Updated: Nov 14, 2019
My client died. Suddenly, unexpectedly. She was young, a year older than I am. She left a voicemail while I was on vacation saying it was important. She never calls so I knew it was. She didn't return my call. I called the next day and her daughter answered her phone and gave me the news that my client was terminally ill, had had a major brain surgery and had not yet regained consciousness, and that the prognosis was poor. I was shocked, and I still am. Not only by her death, but by the depth of my reaction.

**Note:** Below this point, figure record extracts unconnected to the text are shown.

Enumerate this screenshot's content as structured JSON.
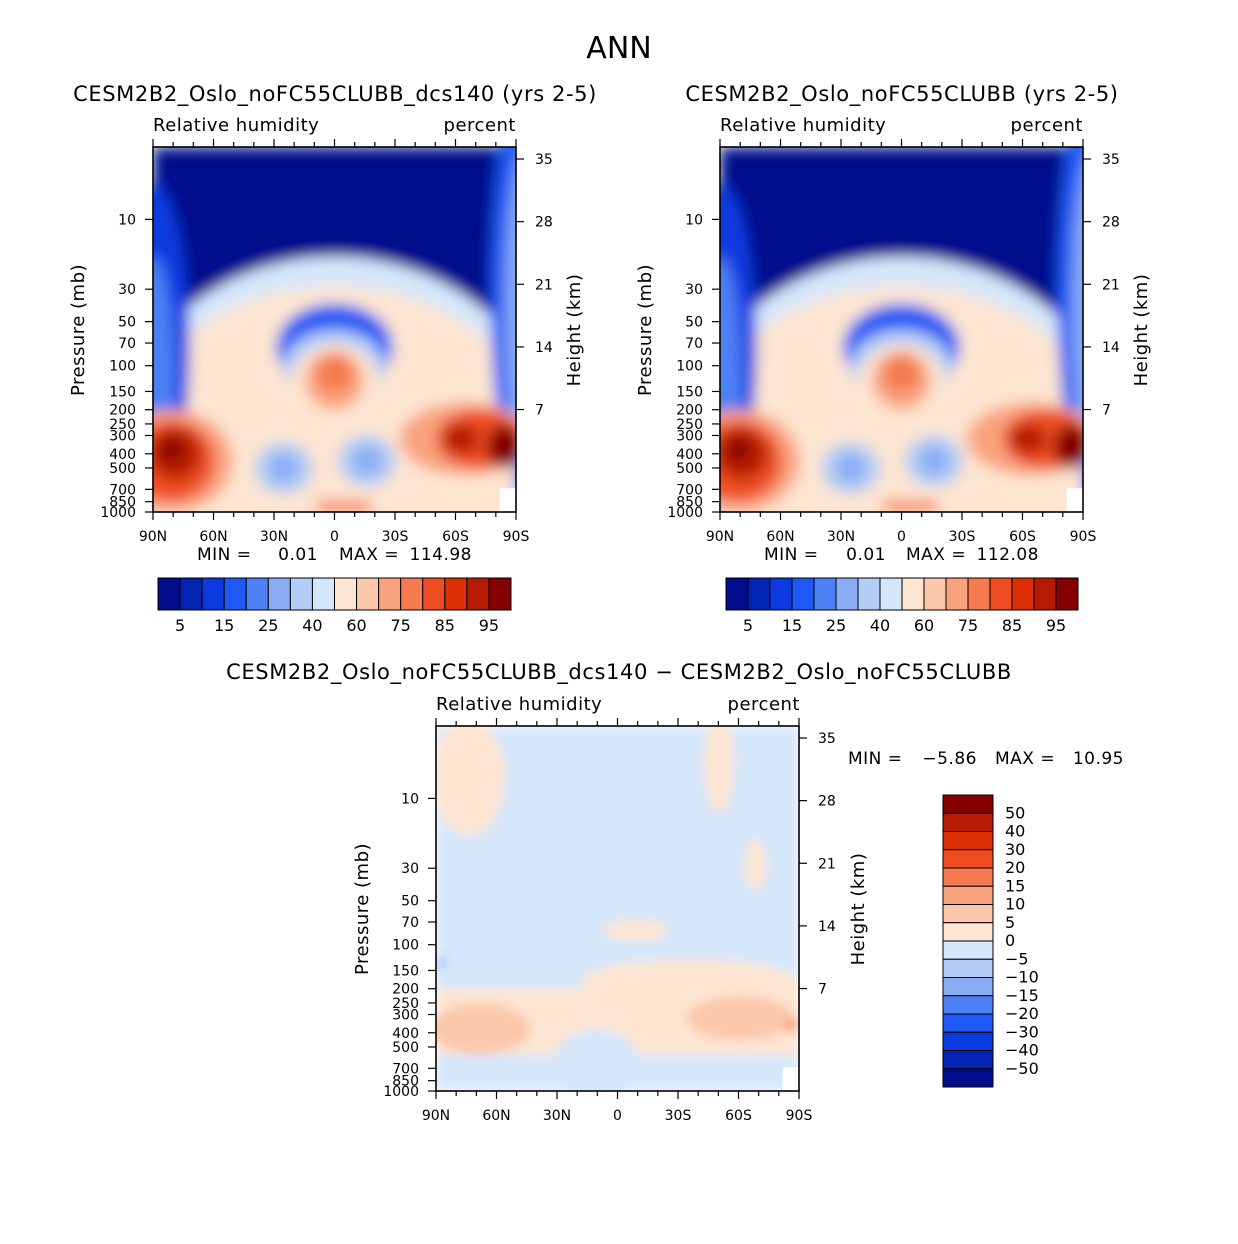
{
  "page_title": "ANN",
  "colors": {
    "rh_levels": [
      "#000c8c",
      "#0124b4",
      "#0a3ae0",
      "#1f59f5",
      "#4d80f5",
      "#89acf4",
      "#b3cdf6",
      "#d6e7fb",
      "#fde5d1",
      "#fbc8ab",
      "#f9a37e",
      "#f57a4f",
      "#ed4d21",
      "#dc2f06",
      "#b51b03",
      "#850000"
    ],
    "diff_levels": [
      "#000c8c",
      "#0124b4",
      "#0a3ae0",
      "#1f59f5",
      "#4d80f5",
      "#89acf4",
      "#b3cdf6",
      "#d6e7fb",
      "#fde5d1",
      "#fbc8ab",
      "#f9a37e",
      "#f57a4f",
      "#ed4d21",
      "#dc2f06",
      "#b51b03",
      "#850000"
    ]
  },
  "chart_data": [
    {
      "type": "heatmap",
      "title": "CESM2B2_Oslo_noFC55CLUBB_dcs140 (yrs 2-5)",
      "variable": "Relative humidity",
      "units": "percent",
      "xlabel": "",
      "ylabel": "Pressure (mb)",
      "ylabel_right": "Height (km)",
      "x_ticks": [
        "90N",
        "60N",
        "30N",
        "0",
        "30S",
        "60S",
        "90S"
      ],
      "y_ticks": [
        "10",
        "30",
        "50",
        "70",
        "100",
        "150",
        "200",
        "250",
        "300",
        "400",
        "500",
        "700",
        "850",
        "1000"
      ],
      "y_right_ticks": [
        "35",
        "28",
        "21",
        "14",
        "7"
      ],
      "min_label": "MIN =",
      "min_value": "0.01",
      "max_label": "MAX =",
      "max_value": "114.98",
      "colorbar_labels": [
        "5",
        "15",
        "25",
        "40",
        "60",
        "75",
        "85",
        "95"
      ]
    },
    {
      "type": "heatmap",
      "title": "CESM2B2_Oslo_noFC55CLUBB (yrs 2-5)",
      "variable": "Relative humidity",
      "units": "percent",
      "xlabel": "",
      "ylabel": "Pressure (mb)",
      "ylabel_right": "Height (km)",
      "x_ticks": [
        "90N",
        "60N",
        "30N",
        "0",
        "30S",
        "60S",
        "90S"
      ],
      "y_ticks": [
        "10",
        "30",
        "50",
        "70",
        "100",
        "150",
        "200",
        "250",
        "300",
        "400",
        "500",
        "700",
        "850",
        "1000"
      ],
      "y_right_ticks": [
        "35",
        "28",
        "21",
        "14",
        "7"
      ],
      "min_label": "MIN =",
      "min_value": "0.01",
      "max_label": "MAX =",
      "max_value": "112.08",
      "colorbar_labels": [
        "5",
        "15",
        "25",
        "40",
        "60",
        "75",
        "85",
        "95"
      ]
    },
    {
      "type": "heatmap",
      "title": "CESM2B2_Oslo_noFC55CLUBB_dcs140 − CESM2B2_Oslo_noFC55CLUBB",
      "variable": "Relative humidity",
      "units": "percent",
      "xlabel": "",
      "ylabel": "Pressure (mb)",
      "ylabel_right": "Height (km)",
      "x_ticks": [
        "90N",
        "60N",
        "30N",
        "0",
        "30S",
        "60S",
        "90S"
      ],
      "y_ticks": [
        "10",
        "30",
        "50",
        "70",
        "100",
        "150",
        "200",
        "250",
        "300",
        "400",
        "500",
        "700",
        "850",
        "1000"
      ],
      "y_right_ticks": [
        "35",
        "28",
        "21",
        "14",
        "7"
      ],
      "min_label": "MIN =",
      "min_value": "−5.86",
      "max_label": "MAX =",
      "max_value": "10.95",
      "colorbar_labels": [
        "50",
        "40",
        "30",
        "20",
        "15",
        "10",
        "5",
        "0",
        "−5",
        "−10",
        "−15",
        "−20",
        "−30",
        "−40",
        "−50"
      ]
    }
  ]
}
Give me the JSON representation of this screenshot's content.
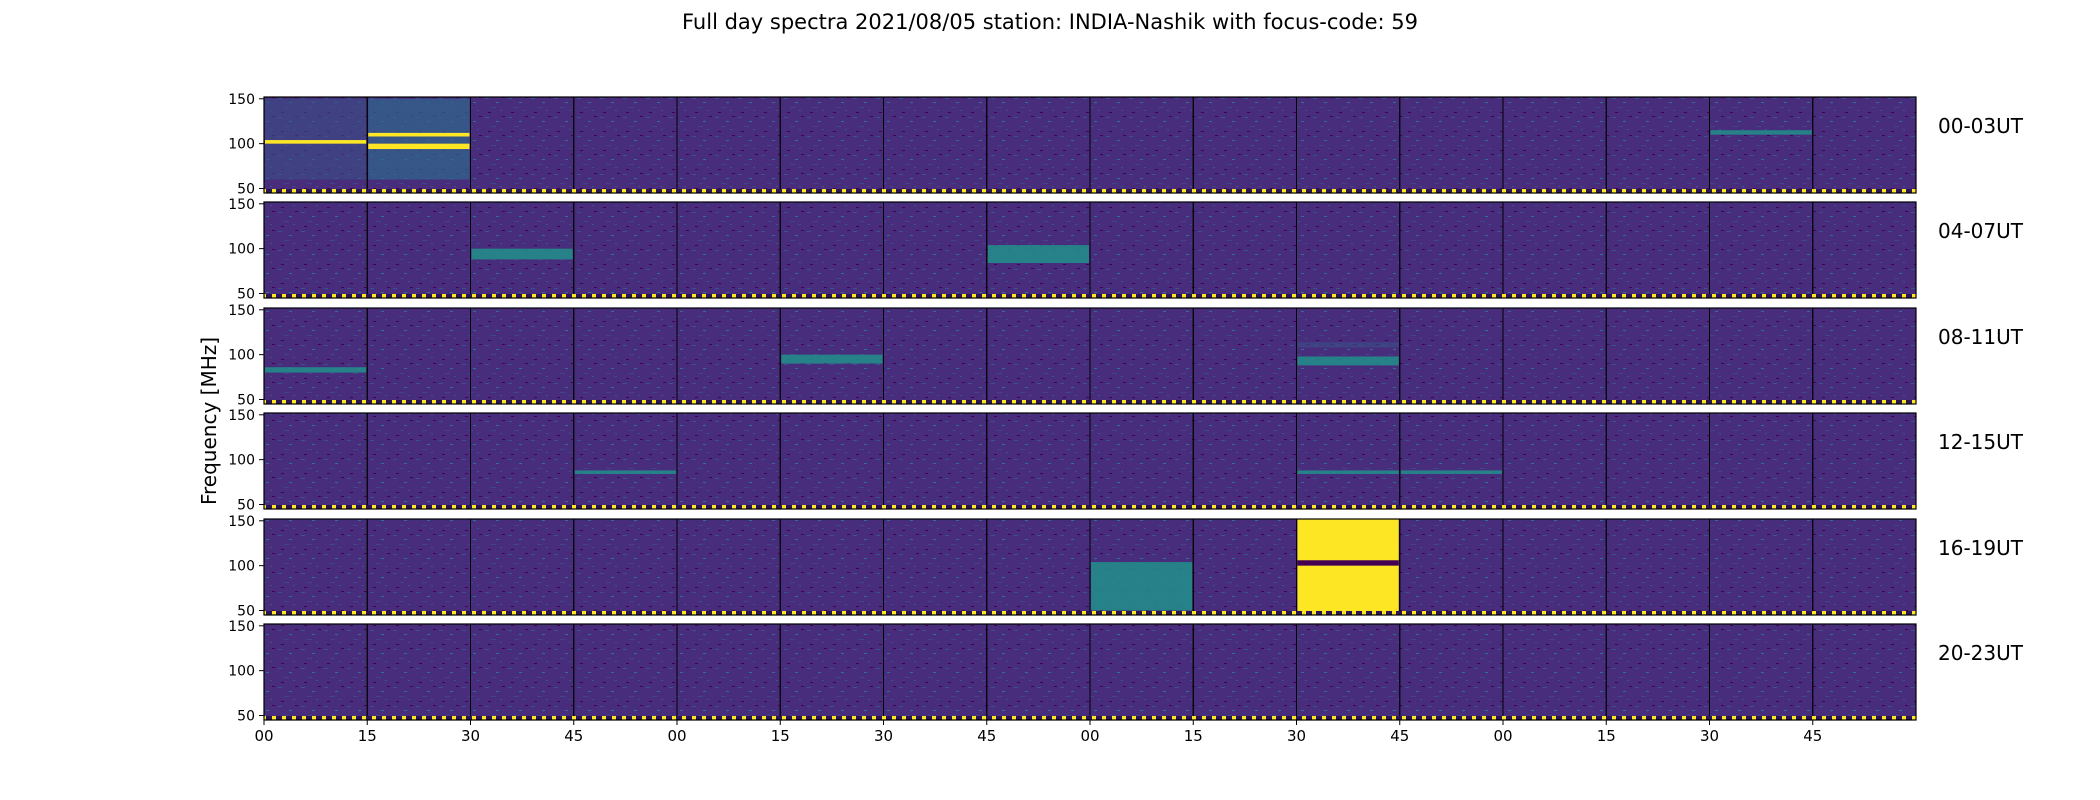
{
  "title": "Full day spectra 2021/08/05 station: INDIA-Nashik with focus-code: 59",
  "chart_data": {
    "type": "heatmap",
    "title": "Full day spectra 2021/08/05 station: INDIA-Nashik with focus-code: 59",
    "ylabel": "Frequency [MHz]",
    "xlabel": "",
    "ylim": [
      45,
      152
    ],
    "y_ticks": [
      50,
      100,
      150
    ],
    "x_ticks": [
      "00",
      "15",
      "30",
      "45",
      "00",
      "15",
      "30",
      "45",
      "00",
      "15",
      "30",
      "45",
      "00",
      "15",
      "30",
      "45"
    ],
    "rows": [
      "00-03UT",
      "04-07UT",
      "08-11UT",
      "12-15UT",
      "16-19UT",
      "20-23UT"
    ],
    "segments_per_row": 16,
    "segment_minutes": 15,
    "colormap": [
      "#440154",
      "#3b528b",
      "#21918c",
      "#5ec962",
      "#fde725"
    ],
    "background_color": "#46327e",
    "events": [
      {
        "row": "00-03UT",
        "segment": 0,
        "freq": [
          60,
          150
        ],
        "level": "elevated"
      },
      {
        "row": "00-03UT",
        "segment": 0,
        "freq": [
          100,
          104
        ],
        "level": "bright"
      },
      {
        "row": "00-03UT",
        "segment": 1,
        "freq": [
          60,
          150
        ],
        "level": "high"
      },
      {
        "row": "00-03UT",
        "segment": 1,
        "freq": [
          94,
          100
        ],
        "level": "bright"
      },
      {
        "row": "00-03UT",
        "segment": 1,
        "freq": [
          108,
          112
        ],
        "level": "bright"
      },
      {
        "row": "00-03UT",
        "segment": 14,
        "freq": [
          110,
          115
        ],
        "level": "moderate"
      },
      {
        "row": "04-07UT",
        "segment": 2,
        "freq": [
          88,
          100
        ],
        "level": "moderate"
      },
      {
        "row": "04-07UT",
        "segment": 7,
        "freq": [
          84,
          104
        ],
        "level": "moderate"
      },
      {
        "row": "08-11UT",
        "segment": 0,
        "freq": [
          80,
          86
        ],
        "level": "moderate"
      },
      {
        "row": "08-11UT",
        "segment": 5,
        "freq": [
          90,
          100
        ],
        "level": "moderate"
      },
      {
        "row": "08-11UT",
        "segment": 10,
        "freq": [
          88,
          98
        ],
        "level": "moderate"
      },
      {
        "row": "08-11UT",
        "segment": 10,
        "freq": [
          108,
          114
        ],
        "level": "elevated"
      },
      {
        "row": "12-15UT",
        "segment": 3,
        "freq": [
          84,
          88
        ],
        "level": "moderate"
      },
      {
        "row": "12-15UT",
        "segment": 10,
        "freq": [
          84,
          88
        ],
        "level": "moderate"
      },
      {
        "row": "12-15UT",
        "segment": 11,
        "freq": [
          84,
          88
        ],
        "level": "moderate"
      },
      {
        "row": "16-19UT",
        "segment": 8,
        "freq": [
          50,
          104
        ],
        "level": "moderate"
      },
      {
        "row": "16-19UT",
        "segment": 10,
        "freq": [
          48,
          152
        ],
        "level": "saturated"
      }
    ]
  }
}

I had known her for a little over a year. She had come in to get help with coping after a sudden illness and all of it's consequences. But no one knew that the underlying cause was terminal. She was remarkable, but when I describe her, there's nothing overtly actually 'remarkable'. At least not in the terms of our culture would recognize. She hadn't accomplished anything outwardly big or grand. No book, no company, no huge fortune, no fame. She had a large extended family, a husband and an adult daughter. And a dog. And a beautiful smile. She loved her job and all the people there. She worked hard and did everything with integrity. Did she have struggles and conflicts, doubts and insecurities?......of course, she was human. Her life was not without it's difficulties. But she was always genuine and true to herself.
We connected. She talked about her struggles, she cried and I cried with her because I am a crier. Don't get me wrong, I have very good boundaries. Solid, but flexible, professional boundaries, practiced for decades. But I also connect with my clients, and sometimes that connection is meaningful and profound. I often learn from my clients, and I learned from this one too. I am reminded that simply connecting with people, sometimes at their darkest moments, and equally at their best times, brings great gifts. Not the ones you can see, or even put into words all the time. Gifts of connection that enrich our lives. And the grief and sense of loss at her unexpected death is a reminder of just how meaningful those human connections are. And how grateful I am to have known her in the way that I did. And how grateful I am to do this work.